The White Rabbit is a 1967 British four-part TV series starring Kenneth More. It is based on the book by Bruce Marshall.

Premise
The series is based on the story of Wing Commander F. F. E. Yeo-Thomas who fought for the French Resistance in World War Two. He is captured and tortured by the Gestapo.

Cast
Kenneth More as Wing Cmdr. Forest Frederick Edward “Tommy” Yeo-Thomas
Denise Buckley as Barbara, his girlfriend 
Frank Duncan as Commentator 
Christopher Benjamin as Cadillac 
Stephen Bradley as Ernst 
Robert Bruce as Col. Robinson
David Collings as Horace 
Annette Crosbie as José Dupuis, Yeo-Thomas' resistance contact
George Hagan as Pierre Brossolette
Alan MacNaughtan as Rudi (Gestapo interrogator)
Roy Purcell as Col. Brierley

Episodes
.Absalom (16 Sept 1967, repeated 20 Sept 1967)
.The Raising Up (23 Sept 1967, repeated 27 Sept 1967)
.The Faith (30 Sept 1967, repeated 4 Oct 1967)
.The Beginning (7 Oct 1967, repeated 11 Oct 1967)

Production
Michael Deeley got hold of a feature film script based on the book and managed to get Kenneth More interested. Deeley spoke to John Boulting about it and Boulting got the rights before Deeley could secure them. More loved the script and claimed he spent a year trying to make the film - at one stage they were set to start filming in July 1961 - but they could not clear up the rights. "Shouldn't think it would ever be made now," he said in 1962 

This detail is omitted in More's memoirs. According to those, he read a copy of the book while in Jamaica making Dark of the Sun. He took it to David Attenborough, head of features at the BBC, and suggested it would make an ideal four-part series. Film rights were held by American producer Hal Chester, but the BBC were able to make it provided they never repeated the program or sold it elsewhere. The BBC was willing to do this because More had been in the very successful series The Forsyte Saga.

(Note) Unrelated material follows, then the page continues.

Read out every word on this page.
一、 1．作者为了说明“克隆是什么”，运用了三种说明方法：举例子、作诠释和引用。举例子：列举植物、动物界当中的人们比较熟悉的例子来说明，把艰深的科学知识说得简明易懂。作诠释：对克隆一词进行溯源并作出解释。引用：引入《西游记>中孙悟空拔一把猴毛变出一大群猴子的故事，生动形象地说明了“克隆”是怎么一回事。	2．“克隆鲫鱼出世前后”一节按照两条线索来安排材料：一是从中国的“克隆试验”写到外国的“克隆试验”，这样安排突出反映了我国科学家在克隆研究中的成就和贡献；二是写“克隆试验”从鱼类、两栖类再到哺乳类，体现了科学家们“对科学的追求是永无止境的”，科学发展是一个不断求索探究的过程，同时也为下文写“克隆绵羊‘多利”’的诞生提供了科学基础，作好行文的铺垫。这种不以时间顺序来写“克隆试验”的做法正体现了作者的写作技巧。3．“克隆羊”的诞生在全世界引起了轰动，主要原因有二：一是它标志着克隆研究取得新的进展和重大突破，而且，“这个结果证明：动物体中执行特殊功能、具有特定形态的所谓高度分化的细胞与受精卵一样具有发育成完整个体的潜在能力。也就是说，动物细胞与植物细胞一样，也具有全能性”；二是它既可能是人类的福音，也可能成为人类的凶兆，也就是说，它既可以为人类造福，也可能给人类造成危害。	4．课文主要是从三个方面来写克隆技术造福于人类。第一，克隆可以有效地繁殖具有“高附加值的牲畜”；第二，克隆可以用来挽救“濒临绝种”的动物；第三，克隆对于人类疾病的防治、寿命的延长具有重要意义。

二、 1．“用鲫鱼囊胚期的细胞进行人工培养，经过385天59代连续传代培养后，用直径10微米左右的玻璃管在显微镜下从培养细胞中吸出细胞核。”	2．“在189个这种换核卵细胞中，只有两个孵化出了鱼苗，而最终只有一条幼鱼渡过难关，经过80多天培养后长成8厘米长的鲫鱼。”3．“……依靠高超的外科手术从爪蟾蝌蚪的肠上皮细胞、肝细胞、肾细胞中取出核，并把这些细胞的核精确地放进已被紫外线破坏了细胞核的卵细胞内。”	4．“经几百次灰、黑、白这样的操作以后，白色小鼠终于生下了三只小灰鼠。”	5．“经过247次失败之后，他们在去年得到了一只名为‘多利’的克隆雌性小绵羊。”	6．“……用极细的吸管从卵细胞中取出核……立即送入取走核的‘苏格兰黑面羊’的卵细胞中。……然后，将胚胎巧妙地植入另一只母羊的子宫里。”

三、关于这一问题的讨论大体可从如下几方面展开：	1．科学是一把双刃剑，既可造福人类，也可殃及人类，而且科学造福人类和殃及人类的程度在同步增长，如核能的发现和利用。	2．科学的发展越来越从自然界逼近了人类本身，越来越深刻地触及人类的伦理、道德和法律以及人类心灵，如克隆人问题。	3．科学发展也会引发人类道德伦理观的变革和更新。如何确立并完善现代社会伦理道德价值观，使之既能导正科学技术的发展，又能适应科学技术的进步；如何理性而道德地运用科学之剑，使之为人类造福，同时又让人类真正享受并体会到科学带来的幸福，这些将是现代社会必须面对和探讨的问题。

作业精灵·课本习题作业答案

According to newspaper reports, the BBC announced it was going to film the book with More in September 1966. More called it "a realisation of a dream... I thought the chance had gone forever."

Filming started 27 July 1967.

The series was never sold and had to be destroyed within 28 days of broadcast.

Reception
The Evening Post called it "the best thing ever done by BBC-2."

The Guardian felt it was "too sadistic." The Daily Telegraph thought the character of Yeo Thomas "does not come clearly into focus."